WASHINGTON: The United States and Russia have agreed to work together to ensure that the international community does not accept or support the restoration of the “Islamic Emirate of Afghanistan”.
In a joint statement released by the US State Department in Washington earlier this weekend, the United States and Russia also welcomed the Taliban’s commitment to “a political process and their prospective role in a new post-settlement Afghan Islamic government as determined by the intra-Afghan negotiations”.
But they “reaffirmed that the Islamic Emirate of Afghanistan is not recognised by the international community and at the United Nations, and furthermore, the international community will not accept or support the restoration of the Islamic Emirate of Afghanistan”.
On Saturday, the Taliban issued a statement as well, insisting that it’s their duty to restore the “Islamic government” that existed before US forces toppled their government in Kabul in 2001. But they too avoided using the term, Islamic Emirate of Afghanistan.
American representatives drafted a joint statement in Doha on Feb 28, a day before signing a peace deal with the Taliban.
Taliban vow to restore ‘Islamic’ govt that existed before US forces toppled their rule
The deal calls for an intra-Afghan dialogue to create a new administrative setup in Kabul and lays down conditions for the ultimate withdrawal of all 14,000 US and Nato troops from Afghanistan.
The Taliban, however, insisted that their leader Mullah Haibatullah was “the only legal ruler of Afghanistan” and after the withdrawal of foreign forces from the country, they were duty-bound to restore an “Islamic government” in Afghanistan, a term also used in the US-Russia joint statement.
The Taliban said the Doha agreement aimed at ending 19 years of war in Afghanistan, but it “will have no impact” on their “legitimate claims”.
In the joint statement, the United States and Russia expressed readiness for commencement of intra-Afghan negotiations to “review the status of sanctions designations” on Taliban leaders “in order to support the peace process”.
But they also noted that Taliban action to further reduce violence and otherwise cease to “engage in or support activities that threaten the peace, stability and security of Afghanistan or other countries will affect the review”.
The two countries encouraged all countries to support the Afghan people and contribute to a lasting peace settlement in the interest of all.

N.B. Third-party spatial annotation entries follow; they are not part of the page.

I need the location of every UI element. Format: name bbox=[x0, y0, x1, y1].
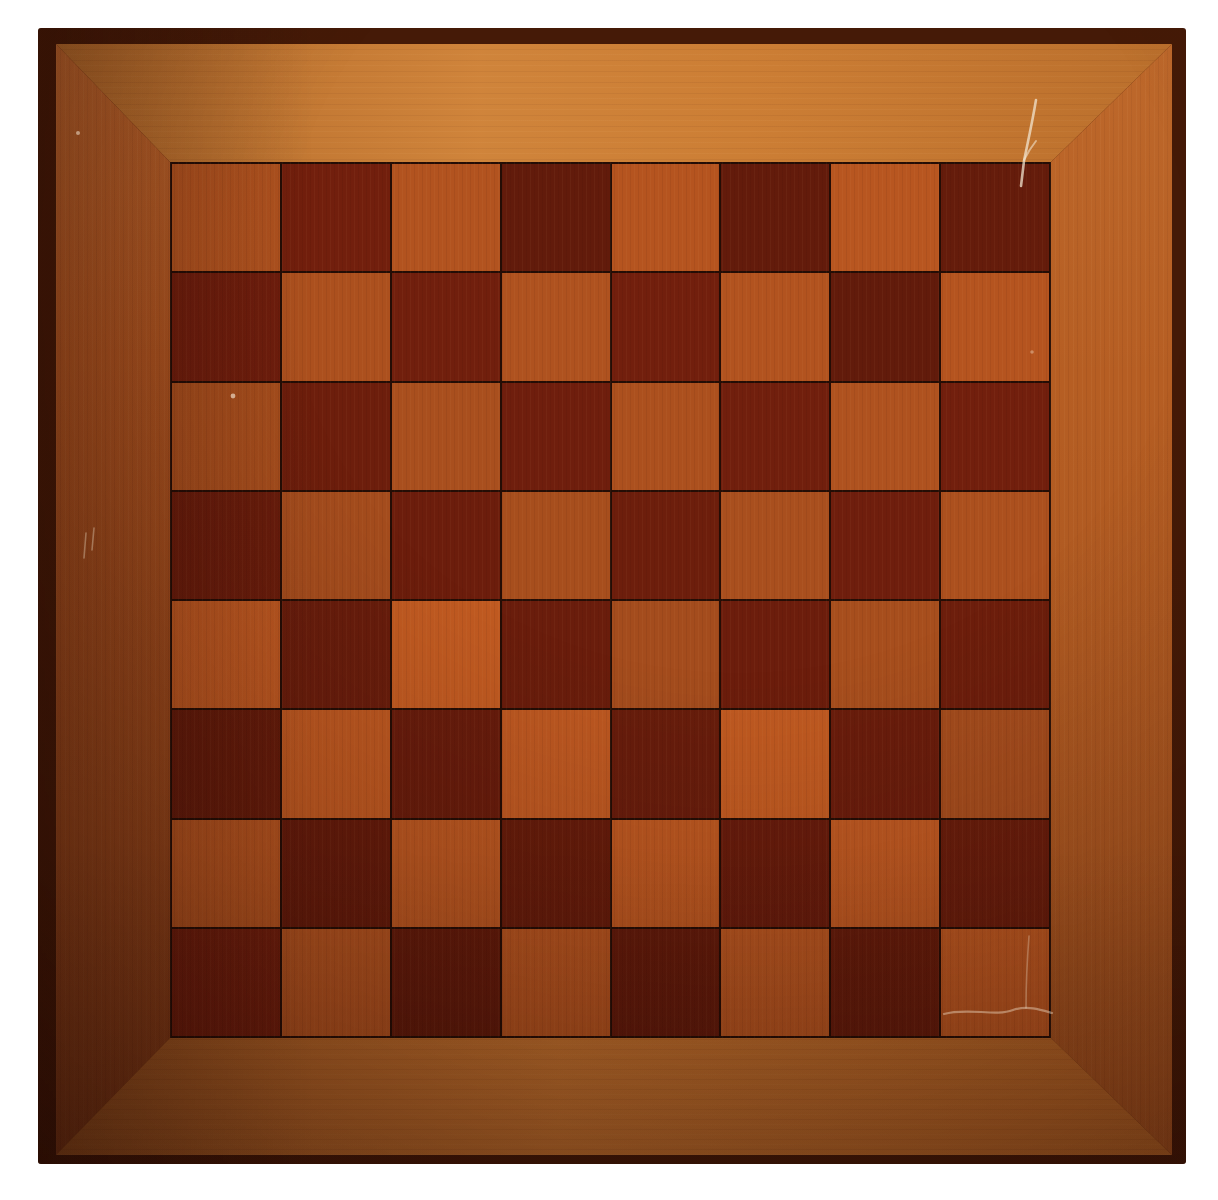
square-b7[interactable] bbox=[282, 273, 390, 380]
square-d6[interactable] bbox=[502, 383, 610, 490]
square-h2[interactable] bbox=[941, 820, 1049, 927]
square-g1[interactable] bbox=[831, 929, 939, 1036]
square-a7[interactable] bbox=[172, 273, 280, 380]
square-b1[interactable] bbox=[282, 929, 390, 1036]
square-g4[interactable] bbox=[831, 601, 939, 708]
square-e2[interactable] bbox=[612, 820, 720, 927]
square-f4[interactable] bbox=[721, 601, 829, 708]
square-g6[interactable] bbox=[831, 383, 939, 490]
square-h5[interactable] bbox=[941, 492, 1049, 599]
square-c6[interactable] bbox=[392, 383, 500, 490]
square-b3[interactable] bbox=[282, 710, 390, 817]
square-h1[interactable] bbox=[941, 929, 1049, 1036]
square-b6[interactable] bbox=[282, 383, 390, 490]
square-f1[interactable] bbox=[721, 929, 829, 1036]
square-f6[interactable] bbox=[721, 383, 829, 490]
square-a2[interactable] bbox=[172, 820, 280, 927]
square-b5[interactable] bbox=[282, 492, 390, 599]
square-h6[interactable] bbox=[941, 383, 1049, 490]
square-c3[interactable] bbox=[392, 710, 500, 817]
square-e8[interactable] bbox=[612, 164, 720, 271]
board-outer-edge bbox=[38, 28, 1186, 1164]
square-e7[interactable] bbox=[612, 273, 720, 380]
square-d4[interactable] bbox=[502, 601, 610, 708]
square-d3[interactable] bbox=[502, 710, 610, 817]
square-h7[interactable] bbox=[941, 273, 1049, 380]
square-f2[interactable] bbox=[721, 820, 829, 927]
square-d7[interactable] bbox=[502, 273, 610, 380]
square-h3[interactable] bbox=[941, 710, 1049, 817]
square-c7[interactable] bbox=[392, 273, 500, 380]
square-c8[interactable] bbox=[392, 164, 500, 271]
square-a5[interactable] bbox=[172, 492, 280, 599]
square-b8[interactable] bbox=[282, 164, 390, 271]
square-g7[interactable] bbox=[831, 273, 939, 380]
square-d5[interactable] bbox=[502, 492, 610, 599]
square-d2[interactable] bbox=[502, 820, 610, 927]
square-h4[interactable] bbox=[941, 601, 1049, 708]
square-d8[interactable] bbox=[502, 164, 610, 271]
square-e6[interactable] bbox=[612, 383, 720, 490]
square-a6[interactable] bbox=[172, 383, 280, 490]
square-g3[interactable] bbox=[831, 710, 939, 817]
square-c4[interactable] bbox=[392, 601, 500, 708]
square-g5[interactable] bbox=[831, 492, 939, 599]
square-c1[interactable] bbox=[392, 929, 500, 1036]
square-a8[interactable] bbox=[172, 164, 280, 271]
square-g2[interactable] bbox=[831, 820, 939, 927]
square-f8[interactable] bbox=[721, 164, 829, 271]
square-b2[interactable] bbox=[282, 820, 390, 927]
square-a1[interactable] bbox=[172, 929, 280, 1036]
square-c2[interactable] bbox=[392, 820, 500, 927]
square-e3[interactable] bbox=[612, 710, 720, 817]
square-e1[interactable] bbox=[612, 929, 720, 1036]
square-h8[interactable] bbox=[941, 164, 1049, 271]
square-e4[interactable] bbox=[612, 601, 720, 708]
square-e5[interactable] bbox=[612, 492, 720, 599]
photo-canvas bbox=[0, 0, 1218, 1200]
chess-board[interactable] bbox=[170, 162, 1051, 1038]
square-g8[interactable] bbox=[831, 164, 939, 271]
square-b4[interactable] bbox=[282, 601, 390, 708]
square-d1[interactable] bbox=[502, 929, 610, 1036]
square-f5[interactable] bbox=[721, 492, 829, 599]
square-a4[interactable] bbox=[172, 601, 280, 708]
square-c5[interactable] bbox=[392, 492, 500, 599]
square-a3[interactable] bbox=[172, 710, 280, 817]
square-f7[interactable] bbox=[721, 273, 829, 380]
square-f3[interactable] bbox=[721, 710, 829, 817]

They pledged to work with the Kabul government, Afghan political leaders, civil society and the Taliban to “bring about a comprehensive and sustainable peace agreement that ends the war and contributes to regional stability and global security”.
They also reiterated that a “comprehensive and sustainable peace can be achieved only through an inclusive negotiated political settlement among Afghans”.
The joint statement appreciated the Feb 22-28 reduction of violence in Afghanistan and urged all sides to further scale down violence in order to create an environment conducive to intra-Afghan negotiations.
Russia and the United States called on the Taliban and other Afghan groups to take concrete steps to ensure that the territory of Afghanistan was not used by Al Qaeda, the militant Islamic State group or other international terrorist groups to threaten or attack other countries.
They said they expected all sides would observe a ceasefire for the duration of intra-Afghan negotiations to enable participants to reach agreement on a political roadmap for the country’s future and the modalities of a permanent and comprehensive ceasefire.
They called on all Afghans to begin discussions immediately on issues of mutual concern, such as prisoner releases and a ceasefire.
Washington and Moscow pledged to provide political support and economic assistance to a future Afghan government if it respects the rights of all Afghans, including women, youth and minorities.